Internet marketers have been using IP geolocation for many years and for many purposes, including:
Targeting advertising based on a user’s location — by continent, country, state, city, down to the zip+4. With this information, marketers can:
Locally relevant content — in the user’s language, local currency on e-commerce pages or order forms, location-specific text or images, customization of web search results that have a local component, automating store locator pages for retailers, etc.
Content restriction– Where there are legal or trade restrictions on what can be sold or shown where, geolocation can be used to restrict access. A classic example is online gaming: IP geolocation can be used to adhere to international laws on compliance. For instance, European gaming operators must not allow those located in the U.S. to access their services. By simply blocking all IP addresses from the U.S., the operators can quickly deal with this issue and sleep better at night knowing they are on the right side of the law
Fraud detection – IP intelligence can be used to block compromised cards or bank accounts and avoid financial fraud. Online shoppers generally log on within close proximity of their billing or shipping addresses. By examining a combination of IP data — is the user logging in from the same IP address that they usually log into? Same country as the credit card is registered? Same type of IP connection?– operators can identify credit card fraud as well as money laundering. IP intelligence uses similar signals for logins to protect user identities and help deter identity theft.

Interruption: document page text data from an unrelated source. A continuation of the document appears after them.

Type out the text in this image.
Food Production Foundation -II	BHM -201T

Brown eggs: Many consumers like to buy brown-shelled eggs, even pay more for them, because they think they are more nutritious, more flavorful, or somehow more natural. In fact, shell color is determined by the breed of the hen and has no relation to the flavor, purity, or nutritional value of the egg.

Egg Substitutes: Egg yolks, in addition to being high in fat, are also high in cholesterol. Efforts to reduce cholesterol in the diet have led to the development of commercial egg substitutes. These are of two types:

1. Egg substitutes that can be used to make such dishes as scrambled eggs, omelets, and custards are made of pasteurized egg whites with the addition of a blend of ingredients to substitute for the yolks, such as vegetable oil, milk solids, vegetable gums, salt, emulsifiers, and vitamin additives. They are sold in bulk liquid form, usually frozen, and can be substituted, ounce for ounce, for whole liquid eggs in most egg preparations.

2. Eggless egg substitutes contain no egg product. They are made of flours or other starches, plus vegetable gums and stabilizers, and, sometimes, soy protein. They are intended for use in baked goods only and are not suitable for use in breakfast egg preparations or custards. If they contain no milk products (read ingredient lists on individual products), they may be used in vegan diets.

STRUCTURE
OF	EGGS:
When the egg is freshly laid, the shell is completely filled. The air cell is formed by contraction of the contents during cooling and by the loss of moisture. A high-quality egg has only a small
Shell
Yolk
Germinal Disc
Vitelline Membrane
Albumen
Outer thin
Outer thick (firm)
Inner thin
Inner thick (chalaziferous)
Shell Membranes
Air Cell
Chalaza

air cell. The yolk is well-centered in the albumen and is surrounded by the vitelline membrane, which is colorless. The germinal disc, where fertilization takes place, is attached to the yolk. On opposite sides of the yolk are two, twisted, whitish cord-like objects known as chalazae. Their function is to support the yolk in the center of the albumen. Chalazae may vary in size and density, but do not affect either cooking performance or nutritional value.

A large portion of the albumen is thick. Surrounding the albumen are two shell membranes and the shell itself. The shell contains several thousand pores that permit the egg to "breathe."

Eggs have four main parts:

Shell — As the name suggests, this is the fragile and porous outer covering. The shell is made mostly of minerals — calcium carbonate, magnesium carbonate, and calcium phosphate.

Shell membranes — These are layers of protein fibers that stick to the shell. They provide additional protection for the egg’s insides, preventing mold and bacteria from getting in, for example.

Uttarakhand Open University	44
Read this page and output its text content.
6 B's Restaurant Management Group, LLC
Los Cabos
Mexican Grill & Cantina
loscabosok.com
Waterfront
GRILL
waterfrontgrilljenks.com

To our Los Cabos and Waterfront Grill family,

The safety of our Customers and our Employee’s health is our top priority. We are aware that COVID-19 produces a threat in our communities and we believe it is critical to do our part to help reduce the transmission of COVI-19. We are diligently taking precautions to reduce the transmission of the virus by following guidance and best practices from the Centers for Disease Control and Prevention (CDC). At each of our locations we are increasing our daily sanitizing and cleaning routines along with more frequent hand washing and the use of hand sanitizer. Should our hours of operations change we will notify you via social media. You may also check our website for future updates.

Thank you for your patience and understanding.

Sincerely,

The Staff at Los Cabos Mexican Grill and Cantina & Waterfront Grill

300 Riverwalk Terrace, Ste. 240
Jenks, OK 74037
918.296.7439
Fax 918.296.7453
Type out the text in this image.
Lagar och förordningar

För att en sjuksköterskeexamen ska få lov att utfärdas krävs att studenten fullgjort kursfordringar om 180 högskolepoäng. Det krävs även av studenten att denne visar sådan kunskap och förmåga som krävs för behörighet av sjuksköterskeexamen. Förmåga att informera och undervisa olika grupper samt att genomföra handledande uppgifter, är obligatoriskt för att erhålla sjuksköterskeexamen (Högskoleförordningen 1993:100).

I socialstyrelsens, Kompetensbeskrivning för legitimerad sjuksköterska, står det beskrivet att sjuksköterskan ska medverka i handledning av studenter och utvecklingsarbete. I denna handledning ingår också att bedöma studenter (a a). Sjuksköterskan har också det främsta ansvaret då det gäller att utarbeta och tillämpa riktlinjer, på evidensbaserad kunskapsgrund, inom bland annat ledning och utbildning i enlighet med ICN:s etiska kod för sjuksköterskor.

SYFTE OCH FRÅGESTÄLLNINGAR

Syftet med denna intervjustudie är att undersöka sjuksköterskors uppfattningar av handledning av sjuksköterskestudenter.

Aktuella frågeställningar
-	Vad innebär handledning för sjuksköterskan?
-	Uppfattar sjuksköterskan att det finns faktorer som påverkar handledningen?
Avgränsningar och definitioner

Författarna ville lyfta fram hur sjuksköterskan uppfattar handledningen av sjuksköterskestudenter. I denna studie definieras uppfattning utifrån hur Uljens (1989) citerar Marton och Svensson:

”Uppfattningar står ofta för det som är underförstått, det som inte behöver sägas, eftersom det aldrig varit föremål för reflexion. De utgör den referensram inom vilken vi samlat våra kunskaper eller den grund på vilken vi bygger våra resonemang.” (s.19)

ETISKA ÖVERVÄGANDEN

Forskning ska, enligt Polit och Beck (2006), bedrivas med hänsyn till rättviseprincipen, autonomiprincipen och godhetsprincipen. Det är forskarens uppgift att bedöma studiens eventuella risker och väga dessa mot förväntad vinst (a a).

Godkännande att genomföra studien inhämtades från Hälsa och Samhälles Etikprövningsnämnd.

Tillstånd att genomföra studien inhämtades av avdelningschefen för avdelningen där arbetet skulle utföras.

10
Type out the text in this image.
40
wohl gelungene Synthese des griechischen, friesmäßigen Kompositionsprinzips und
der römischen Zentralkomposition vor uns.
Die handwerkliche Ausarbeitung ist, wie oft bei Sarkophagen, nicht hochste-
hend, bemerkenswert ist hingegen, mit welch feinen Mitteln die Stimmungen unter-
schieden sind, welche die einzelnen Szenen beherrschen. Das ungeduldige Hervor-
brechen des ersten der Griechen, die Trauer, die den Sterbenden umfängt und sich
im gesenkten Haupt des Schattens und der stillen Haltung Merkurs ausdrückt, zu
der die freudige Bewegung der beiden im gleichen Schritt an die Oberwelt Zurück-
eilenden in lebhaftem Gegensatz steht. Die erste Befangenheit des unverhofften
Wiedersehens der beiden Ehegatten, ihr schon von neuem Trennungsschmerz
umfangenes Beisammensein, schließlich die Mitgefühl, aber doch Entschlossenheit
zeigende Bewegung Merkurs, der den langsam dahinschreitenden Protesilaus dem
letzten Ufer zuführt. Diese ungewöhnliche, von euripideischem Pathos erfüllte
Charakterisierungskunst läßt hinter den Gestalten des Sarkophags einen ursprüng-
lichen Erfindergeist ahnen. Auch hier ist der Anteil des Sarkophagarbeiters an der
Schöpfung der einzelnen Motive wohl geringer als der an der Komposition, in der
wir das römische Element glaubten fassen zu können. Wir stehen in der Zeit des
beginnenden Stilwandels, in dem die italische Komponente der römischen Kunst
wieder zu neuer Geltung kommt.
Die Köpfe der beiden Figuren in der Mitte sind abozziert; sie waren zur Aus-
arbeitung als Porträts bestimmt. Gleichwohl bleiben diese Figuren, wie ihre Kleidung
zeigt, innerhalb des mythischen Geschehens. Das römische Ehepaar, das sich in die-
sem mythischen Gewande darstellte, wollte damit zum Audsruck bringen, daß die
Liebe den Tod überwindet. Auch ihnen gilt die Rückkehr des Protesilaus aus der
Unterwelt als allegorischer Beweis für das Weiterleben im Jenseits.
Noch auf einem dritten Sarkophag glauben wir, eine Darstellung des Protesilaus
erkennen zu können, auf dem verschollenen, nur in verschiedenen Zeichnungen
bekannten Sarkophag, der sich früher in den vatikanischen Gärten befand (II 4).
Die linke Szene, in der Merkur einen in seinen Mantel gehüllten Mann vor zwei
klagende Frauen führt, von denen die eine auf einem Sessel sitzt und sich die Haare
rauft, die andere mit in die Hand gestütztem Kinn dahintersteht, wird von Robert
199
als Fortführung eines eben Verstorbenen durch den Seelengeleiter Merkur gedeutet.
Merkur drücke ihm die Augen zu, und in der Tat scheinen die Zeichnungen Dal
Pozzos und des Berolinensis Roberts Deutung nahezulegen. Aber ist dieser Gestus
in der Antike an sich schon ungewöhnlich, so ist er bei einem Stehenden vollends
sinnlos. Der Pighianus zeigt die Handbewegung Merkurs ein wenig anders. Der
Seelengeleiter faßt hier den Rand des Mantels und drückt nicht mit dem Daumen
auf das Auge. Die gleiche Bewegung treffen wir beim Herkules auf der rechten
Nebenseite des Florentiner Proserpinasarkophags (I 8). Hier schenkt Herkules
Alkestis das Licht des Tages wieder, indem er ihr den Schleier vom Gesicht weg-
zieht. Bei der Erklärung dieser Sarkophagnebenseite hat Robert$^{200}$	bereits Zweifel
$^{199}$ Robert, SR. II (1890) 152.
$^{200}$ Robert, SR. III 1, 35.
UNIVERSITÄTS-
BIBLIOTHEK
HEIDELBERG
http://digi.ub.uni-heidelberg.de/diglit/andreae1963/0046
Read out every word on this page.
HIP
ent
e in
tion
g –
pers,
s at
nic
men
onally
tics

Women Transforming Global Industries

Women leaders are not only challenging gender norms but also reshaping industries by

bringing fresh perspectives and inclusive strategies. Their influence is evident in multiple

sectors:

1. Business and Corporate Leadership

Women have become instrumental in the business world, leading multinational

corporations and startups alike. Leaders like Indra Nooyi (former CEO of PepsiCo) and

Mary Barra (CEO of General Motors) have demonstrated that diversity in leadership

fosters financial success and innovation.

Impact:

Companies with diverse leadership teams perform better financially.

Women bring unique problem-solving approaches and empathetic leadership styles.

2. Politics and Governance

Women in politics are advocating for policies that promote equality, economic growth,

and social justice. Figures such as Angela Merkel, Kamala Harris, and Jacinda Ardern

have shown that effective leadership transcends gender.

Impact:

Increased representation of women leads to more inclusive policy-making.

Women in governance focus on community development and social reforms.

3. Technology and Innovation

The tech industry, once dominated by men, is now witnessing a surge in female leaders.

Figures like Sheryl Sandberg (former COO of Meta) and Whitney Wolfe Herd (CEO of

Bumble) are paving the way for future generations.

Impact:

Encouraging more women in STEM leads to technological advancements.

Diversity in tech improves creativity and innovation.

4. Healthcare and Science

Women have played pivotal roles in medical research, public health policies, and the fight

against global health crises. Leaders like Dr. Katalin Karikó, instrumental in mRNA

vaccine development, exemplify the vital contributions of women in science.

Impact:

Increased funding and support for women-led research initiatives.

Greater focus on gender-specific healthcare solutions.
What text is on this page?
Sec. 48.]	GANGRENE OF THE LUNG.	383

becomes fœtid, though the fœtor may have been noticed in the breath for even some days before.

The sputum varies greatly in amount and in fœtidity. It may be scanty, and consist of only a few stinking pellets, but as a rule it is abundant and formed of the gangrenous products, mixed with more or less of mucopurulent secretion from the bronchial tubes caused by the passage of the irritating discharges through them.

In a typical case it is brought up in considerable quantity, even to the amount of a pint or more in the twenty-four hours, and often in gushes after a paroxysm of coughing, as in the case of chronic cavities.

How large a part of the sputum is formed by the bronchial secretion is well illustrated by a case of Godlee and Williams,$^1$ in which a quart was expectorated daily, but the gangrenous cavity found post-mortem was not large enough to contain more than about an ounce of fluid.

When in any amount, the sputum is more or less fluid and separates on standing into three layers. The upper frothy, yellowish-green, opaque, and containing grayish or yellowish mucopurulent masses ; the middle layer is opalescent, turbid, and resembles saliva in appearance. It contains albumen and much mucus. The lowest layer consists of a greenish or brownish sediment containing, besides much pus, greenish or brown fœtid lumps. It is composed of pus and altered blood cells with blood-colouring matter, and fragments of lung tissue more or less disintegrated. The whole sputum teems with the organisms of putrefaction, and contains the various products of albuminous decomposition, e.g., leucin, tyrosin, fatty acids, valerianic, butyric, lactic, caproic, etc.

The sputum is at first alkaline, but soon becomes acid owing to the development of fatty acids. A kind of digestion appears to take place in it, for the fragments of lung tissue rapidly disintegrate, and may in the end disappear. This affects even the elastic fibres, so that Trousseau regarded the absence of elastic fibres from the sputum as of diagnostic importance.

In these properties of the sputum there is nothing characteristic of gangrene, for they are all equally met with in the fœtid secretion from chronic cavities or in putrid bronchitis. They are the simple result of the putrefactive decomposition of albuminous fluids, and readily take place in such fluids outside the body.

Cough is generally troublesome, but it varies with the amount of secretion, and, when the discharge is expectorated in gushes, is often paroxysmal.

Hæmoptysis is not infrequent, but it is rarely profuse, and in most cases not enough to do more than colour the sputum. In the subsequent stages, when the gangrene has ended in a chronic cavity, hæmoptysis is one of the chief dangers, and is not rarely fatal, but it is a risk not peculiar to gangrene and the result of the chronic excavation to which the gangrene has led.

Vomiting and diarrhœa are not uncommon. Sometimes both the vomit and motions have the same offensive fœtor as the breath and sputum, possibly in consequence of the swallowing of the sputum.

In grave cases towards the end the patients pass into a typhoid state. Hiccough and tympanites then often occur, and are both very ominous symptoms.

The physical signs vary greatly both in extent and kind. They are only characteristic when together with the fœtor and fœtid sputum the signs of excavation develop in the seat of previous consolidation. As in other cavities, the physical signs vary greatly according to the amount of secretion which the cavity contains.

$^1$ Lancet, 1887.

ClickFraud protection — Using geolocation, marketers can filter out invalid or fraudulent clicks. For example, if products/services are only available in one country, but Pay-Per-Click advertising clicks are coming from another, these are fraudulent clicks.
Now, with additional IP Intelligence, marketers can go beyond geolocation data to learn more about their users and therefore target even more granularly.
Additional IP Intelligence can now categorize the type of user into four distinct data fields:
Using IP intelligence instead of cookies maintains a person’s privacy because what is being assessed is the location of a computer within a 20-50 mile area – not a person, not an email, not a street address.
Quova, leading provider of IP intelligence, draws on a database of 3 million publicly available IP addresses, mostly in North America and Europe. Quova’s IP geolocation method assesses the infrastructure of the Internet, not the individual.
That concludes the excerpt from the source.